What do you mean by advertise? A tee box sign, menu, locker room?
I can’t say that I would jump on a golf course but $400 is not a real steep investment to test it out for a year.
It’s a vague question.
$400 for a giant banner at the 18th hole or for your logo on small print in the mens bathroom?
Is this in addition to cards/brochures/pens/whatever else or instead of?
How much of your marketing budget would this take up?
Michael and Ian are on the right track.
Also, why aren’t you doing the basic stuff first. Stuff that we know works. You don’t even have your website listed on the post you made. Do you even have a website? Get the basics in order first before you get fancy.
The return on investments on a billboard is poor. I know, I have them. One is a 4’x4’ sign next to the speaker at the drive through of the most popular and only coffee shop in town (our equivalent of starbucks) I have never had anyone mention they called me because of that sign.

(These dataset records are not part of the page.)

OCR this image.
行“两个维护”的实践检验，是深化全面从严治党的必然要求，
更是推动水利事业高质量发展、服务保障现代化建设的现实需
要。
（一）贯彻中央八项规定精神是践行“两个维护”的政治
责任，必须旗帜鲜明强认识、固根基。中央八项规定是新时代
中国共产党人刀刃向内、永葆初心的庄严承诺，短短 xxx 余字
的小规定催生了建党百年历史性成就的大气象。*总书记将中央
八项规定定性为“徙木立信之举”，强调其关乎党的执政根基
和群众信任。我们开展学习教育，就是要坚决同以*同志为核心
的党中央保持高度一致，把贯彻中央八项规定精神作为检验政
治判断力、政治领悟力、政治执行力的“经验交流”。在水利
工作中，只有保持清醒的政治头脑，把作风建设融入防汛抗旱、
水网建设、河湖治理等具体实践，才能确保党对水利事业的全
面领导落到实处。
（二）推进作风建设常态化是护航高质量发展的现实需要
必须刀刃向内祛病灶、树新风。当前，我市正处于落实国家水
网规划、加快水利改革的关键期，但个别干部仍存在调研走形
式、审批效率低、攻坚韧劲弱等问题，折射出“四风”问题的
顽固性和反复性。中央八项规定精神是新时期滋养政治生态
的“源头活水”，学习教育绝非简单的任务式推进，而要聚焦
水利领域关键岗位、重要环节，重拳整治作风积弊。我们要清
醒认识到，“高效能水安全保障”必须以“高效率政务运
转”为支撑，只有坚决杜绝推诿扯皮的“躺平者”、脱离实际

Statistics shows it takes painstaking amounts of time to reap any kind of reqard for that kind of branding and it is typically only ever beneficial for mega corporations. You can put a professional vinyl design on your vehicle for less and it will get noticed more than the add that is only noticed by the 5% who golf. Creative, budget advertising, being known as a professional and being on friendly and useful terms with agents are the only valuable investments in growing your business, like it or not. I get 95% of my referrals from agents (and I would venture to guess alot of inspectors, not all are close to that number) and all of my other advertisement is solely to back up or create credibility once the agent has given them my (and potentially two others) card and the buyer goes online or wherever to research.
I don’t now everything, but I do study a lot, and thats what does and doesn’t work for me as of thus far.
Last note: Be honest, thorough, tactful, consistent. Don’t compromise and most importantly make sure you absolutely know what you’re talking about and are able to back it up. If you do that, you should expect to get to the point that you’re respected and your phone will start to ring. You can also make a career of being a soft inspector, but it will catch up with you and you also have to sleep at night, so I’d advise the former, not the ladder.